I should have met Ed by now. But I'm not really worried, at least not yet. Right now I'm too entranced with my surroundings. Last night's snowfall clings to the thick stands of trees lining the Timm's Hill Trail, coating every branch, thick and slender, with an inch of powdered sugar. Little snow caps are perfectly mounded atop every signpost. And the balsams' wide, lacy branches, so prettily dusted with snow, resemble sugarcoated funnel cakes.

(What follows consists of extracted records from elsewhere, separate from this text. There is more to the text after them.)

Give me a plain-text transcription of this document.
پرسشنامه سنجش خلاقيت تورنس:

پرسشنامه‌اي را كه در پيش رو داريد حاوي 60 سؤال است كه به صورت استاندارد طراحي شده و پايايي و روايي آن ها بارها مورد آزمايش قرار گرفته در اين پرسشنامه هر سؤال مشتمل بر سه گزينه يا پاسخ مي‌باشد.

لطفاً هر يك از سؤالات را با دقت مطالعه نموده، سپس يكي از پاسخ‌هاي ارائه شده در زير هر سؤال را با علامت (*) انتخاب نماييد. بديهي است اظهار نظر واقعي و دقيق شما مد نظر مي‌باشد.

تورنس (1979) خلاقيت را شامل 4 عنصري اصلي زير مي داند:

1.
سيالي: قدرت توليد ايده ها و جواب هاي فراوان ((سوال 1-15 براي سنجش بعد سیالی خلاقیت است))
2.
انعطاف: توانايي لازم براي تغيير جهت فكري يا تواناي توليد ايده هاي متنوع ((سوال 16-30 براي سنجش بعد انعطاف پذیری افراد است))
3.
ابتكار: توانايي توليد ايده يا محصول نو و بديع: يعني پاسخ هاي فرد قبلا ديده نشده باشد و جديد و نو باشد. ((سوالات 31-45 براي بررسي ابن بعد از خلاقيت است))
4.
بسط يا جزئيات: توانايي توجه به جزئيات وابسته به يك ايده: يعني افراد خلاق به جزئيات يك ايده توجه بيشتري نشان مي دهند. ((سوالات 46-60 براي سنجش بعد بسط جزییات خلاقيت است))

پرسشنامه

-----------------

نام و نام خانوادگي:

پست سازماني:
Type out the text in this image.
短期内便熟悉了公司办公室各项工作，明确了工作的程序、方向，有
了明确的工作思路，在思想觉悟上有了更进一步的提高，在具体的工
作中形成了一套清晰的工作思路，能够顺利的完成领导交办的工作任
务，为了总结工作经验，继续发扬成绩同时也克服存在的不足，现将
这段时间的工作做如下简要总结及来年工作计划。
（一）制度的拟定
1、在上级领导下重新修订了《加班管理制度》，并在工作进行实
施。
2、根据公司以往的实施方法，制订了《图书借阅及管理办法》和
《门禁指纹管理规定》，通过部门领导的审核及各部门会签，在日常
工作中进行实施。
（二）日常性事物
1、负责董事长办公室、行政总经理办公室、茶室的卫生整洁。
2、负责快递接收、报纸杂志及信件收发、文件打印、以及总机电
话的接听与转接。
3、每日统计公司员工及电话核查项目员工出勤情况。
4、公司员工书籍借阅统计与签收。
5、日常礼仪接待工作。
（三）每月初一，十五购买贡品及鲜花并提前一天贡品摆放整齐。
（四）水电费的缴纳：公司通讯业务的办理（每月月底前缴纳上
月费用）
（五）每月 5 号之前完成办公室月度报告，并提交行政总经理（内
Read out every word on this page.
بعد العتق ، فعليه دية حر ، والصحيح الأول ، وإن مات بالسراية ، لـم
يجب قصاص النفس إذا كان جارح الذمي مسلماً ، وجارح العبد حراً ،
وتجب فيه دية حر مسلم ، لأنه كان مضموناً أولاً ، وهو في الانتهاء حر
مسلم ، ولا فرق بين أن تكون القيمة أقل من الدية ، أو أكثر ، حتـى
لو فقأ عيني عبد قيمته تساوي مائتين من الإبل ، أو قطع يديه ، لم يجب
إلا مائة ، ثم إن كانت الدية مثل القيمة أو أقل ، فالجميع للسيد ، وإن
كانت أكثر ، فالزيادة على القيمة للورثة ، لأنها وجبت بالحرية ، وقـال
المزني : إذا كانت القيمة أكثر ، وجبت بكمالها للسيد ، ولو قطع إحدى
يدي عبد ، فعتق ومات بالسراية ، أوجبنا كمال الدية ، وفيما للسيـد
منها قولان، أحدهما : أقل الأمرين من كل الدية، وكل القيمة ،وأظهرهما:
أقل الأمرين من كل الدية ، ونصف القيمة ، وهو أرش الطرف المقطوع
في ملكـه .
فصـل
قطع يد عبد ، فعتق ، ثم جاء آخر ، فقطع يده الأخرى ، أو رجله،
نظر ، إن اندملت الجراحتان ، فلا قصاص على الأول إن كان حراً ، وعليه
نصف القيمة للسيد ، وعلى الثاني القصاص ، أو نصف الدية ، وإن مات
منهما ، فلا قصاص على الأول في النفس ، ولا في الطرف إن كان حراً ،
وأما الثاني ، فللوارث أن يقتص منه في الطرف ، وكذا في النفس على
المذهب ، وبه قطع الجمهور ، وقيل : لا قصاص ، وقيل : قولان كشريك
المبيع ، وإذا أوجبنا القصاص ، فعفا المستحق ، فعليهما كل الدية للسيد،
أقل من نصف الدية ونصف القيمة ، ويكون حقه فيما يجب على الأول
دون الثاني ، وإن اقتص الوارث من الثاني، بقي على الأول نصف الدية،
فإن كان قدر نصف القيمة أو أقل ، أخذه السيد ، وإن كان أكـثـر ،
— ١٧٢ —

Deeply breathing in the crisp, fresh air, I pause to snap a few photos, then make my way toward the narrow bridge ahead. The snow, covered with a feather-light layer of ice, makes a delicate crunch with each of my steps, quickly followed by a clumsy clop as the rear of my aluminum snowshoe slaps down. I hate marring this pristine trail, which has seen no other human traffic since the snow fell, but it's unavoidable. So I don't look behind me, but instead concentrate on the path stretching ahead, which is smooth and undisturbed save for pint-size tracks made by residents of Timm's Hill: rabbits, deer, birds, foxes, turkeys and more.
I bend to photograph some particularly interesting tracks, then clomp over the bridge, leaving a slashed snow cover in my wake. Ed is still not visible — or audible — on the trail ahead of me, so something is definitely amiss. And I'm pretty sure I know what it is.
The two of us had driven up to the 10-mile Timm's Hill Trail in north-central Wisconsin to snowshoe or ski from its southern trailhead in Taylor County to its northern terminus at the Timm's Hill observation tower, which sits a little southeast of Prentice. At 1,951.5 feet above sea level, Timm's Hill is the tallest point in Wisconsin, and one of the highest natural points in the Upper Midwest.
When we arrived at the trailhead, we deemed snowshoeing the better mode of transportation, as the trail wasn't yet groomed for skiing. But instead of leaving our car there and beginning the trek together, Ed had me start in on the trail while he drove ahead 4½ miles to the much larger parking lot at Spirit Park. The plan was for him to then snowshoe back toward me. But Ed is notorious for his poor sense of direction, so he must have accidentally headed north on the trail toward the tower, not south toward me.
Sure enough, after crossing the road slicing through Spirit Park, I see snowshoe prints marching off northbound through the otherwise unblemished snow cover. Seconds later my phone rings, and a panting Ed, now jogging back toward me, admits he went the wrong way.
"I figured the trail to the tower would be all uphill," he says, "so I took the path that was going downhill. But the trail isn't all uphill. It keeps going up and down."
"No worries. We should run into each other in a few minutes."